Th AE75 was developed from Hewland's own 500 cc twin-cylinder microlight engine. The engine was designed specifically for the ARV Super2, a lightweight two-seater shoulder wing aircraft. The AE75's design is compact and light at 49 kg and yields a power-to-weight ratio of 1.14 kW/kg. Lubrication is via 40:1 pre-mix two-stroke oil.

Each of the engine's three cylinders has its own carburettor, with an alternate air device to provide carburettor heat. Each cylinder has twin spark plugs, the sparks being provided by a dual ignition system using engine-triggered amplifiers and coils, rather than the more common aviation magneto. The ignition circuit redundancy is such that if one circuit should fail, all three cylinders will still run. Even if two circuits fail, the engine will still fire on two out of three cylinders.

The engine has a 2.7:1 Propeller Speed Reduction Unit (PSRU) with helical gears in an oil bath. Final drive to the wooden 63 in diameter 2-blade Hoffman propeller was via a rubber “doughnut” coupling. The PSRU design sited the axis of the propeller below that of the crankshaft. This feature allowed a more pointed nose on the ARV, at the cost of slightly reduced propeller clearance.

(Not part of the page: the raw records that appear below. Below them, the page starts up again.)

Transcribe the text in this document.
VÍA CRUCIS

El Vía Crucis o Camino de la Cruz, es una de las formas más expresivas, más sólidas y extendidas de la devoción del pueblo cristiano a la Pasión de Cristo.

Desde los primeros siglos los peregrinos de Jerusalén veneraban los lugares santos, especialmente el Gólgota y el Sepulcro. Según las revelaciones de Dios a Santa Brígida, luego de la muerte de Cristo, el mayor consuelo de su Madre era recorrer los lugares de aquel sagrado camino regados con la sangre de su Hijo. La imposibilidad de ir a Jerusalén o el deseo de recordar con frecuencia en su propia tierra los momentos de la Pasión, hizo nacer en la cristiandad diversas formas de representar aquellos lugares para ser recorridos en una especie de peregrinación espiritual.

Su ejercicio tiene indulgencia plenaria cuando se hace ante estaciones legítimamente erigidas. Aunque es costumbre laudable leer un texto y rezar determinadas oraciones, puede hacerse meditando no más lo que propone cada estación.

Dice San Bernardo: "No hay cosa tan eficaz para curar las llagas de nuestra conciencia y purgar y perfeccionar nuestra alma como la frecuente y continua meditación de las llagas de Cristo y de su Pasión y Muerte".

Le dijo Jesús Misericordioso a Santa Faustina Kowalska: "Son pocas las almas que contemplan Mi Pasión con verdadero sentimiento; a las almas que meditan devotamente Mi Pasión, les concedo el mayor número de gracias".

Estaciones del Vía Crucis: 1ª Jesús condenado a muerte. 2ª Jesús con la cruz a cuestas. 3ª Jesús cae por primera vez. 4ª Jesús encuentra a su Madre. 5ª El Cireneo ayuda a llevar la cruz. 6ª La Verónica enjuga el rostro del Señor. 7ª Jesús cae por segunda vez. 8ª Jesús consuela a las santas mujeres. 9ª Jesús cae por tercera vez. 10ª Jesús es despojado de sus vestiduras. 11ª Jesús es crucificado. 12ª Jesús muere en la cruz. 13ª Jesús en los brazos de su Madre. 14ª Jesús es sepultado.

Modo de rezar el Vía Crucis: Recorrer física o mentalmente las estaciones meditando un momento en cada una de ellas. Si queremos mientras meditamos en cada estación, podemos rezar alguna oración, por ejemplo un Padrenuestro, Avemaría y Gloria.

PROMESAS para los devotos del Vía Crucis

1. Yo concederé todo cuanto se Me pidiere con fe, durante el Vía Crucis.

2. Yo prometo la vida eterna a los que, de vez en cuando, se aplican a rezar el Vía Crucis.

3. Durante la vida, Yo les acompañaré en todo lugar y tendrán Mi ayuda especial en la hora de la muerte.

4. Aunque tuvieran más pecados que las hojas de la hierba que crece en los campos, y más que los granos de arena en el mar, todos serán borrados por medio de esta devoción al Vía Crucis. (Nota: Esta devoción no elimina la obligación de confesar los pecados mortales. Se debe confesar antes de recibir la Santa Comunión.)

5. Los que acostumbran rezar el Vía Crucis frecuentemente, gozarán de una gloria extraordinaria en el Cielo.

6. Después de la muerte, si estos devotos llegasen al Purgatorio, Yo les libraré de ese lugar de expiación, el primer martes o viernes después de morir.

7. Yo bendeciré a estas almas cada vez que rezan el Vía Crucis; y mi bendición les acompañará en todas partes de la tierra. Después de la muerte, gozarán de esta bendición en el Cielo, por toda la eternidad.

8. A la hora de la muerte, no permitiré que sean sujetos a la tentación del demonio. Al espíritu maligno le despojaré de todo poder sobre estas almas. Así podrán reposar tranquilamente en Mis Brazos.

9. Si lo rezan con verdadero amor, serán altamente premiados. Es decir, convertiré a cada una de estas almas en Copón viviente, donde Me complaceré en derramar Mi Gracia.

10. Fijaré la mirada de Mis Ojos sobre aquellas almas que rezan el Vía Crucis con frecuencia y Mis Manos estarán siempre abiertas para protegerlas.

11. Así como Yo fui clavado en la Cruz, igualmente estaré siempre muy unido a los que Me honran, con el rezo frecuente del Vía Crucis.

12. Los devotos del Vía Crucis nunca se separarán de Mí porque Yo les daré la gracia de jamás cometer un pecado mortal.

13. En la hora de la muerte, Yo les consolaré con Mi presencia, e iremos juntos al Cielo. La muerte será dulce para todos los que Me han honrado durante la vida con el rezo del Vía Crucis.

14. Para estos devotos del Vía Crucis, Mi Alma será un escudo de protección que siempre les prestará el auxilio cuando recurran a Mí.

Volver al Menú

The Hewland AE75 was never fitted to any aircraft apart from the ARV Super2, and when ARV production ceased, Hewland stopped AE75 production also. The rights to the AE75 were bought by MidWest, who were developing their AE100 twin-rotor Wankel aero-engine. MidWest had intended to restart production of the AE75 near Stroud, Gloucestershire, but this never materialised. MidWest based the AE100's gearbox on the AE75's PSRU, amending it so that the propeller axis was above the eccentric shaft's axis. This increased propeller clearance, but also raised the ARV's thrust line.

MidWest was bought by Diamond Aircraft Industries of Wiener Neustadt, Austria, but MidWest's rights to the Hewland AE75 engine were sold to a Manchester, UK private buyer. The new owner has made some modifications to the AE75, including increasing output from 75 to 90 hp. Also being addressed is one of the AE75's identified deficiencies, the water-pump belt drive which, should the belt break when airborne, can lead to overheating and piston seizure. Resumed production of this modified Hewland engine is uncertain.

The Hewland AE75 should not be confused with the Austro Engine AE75R, a Wankel aero-engine developed from the MidWest AE50, a single-rotor version of the AE100.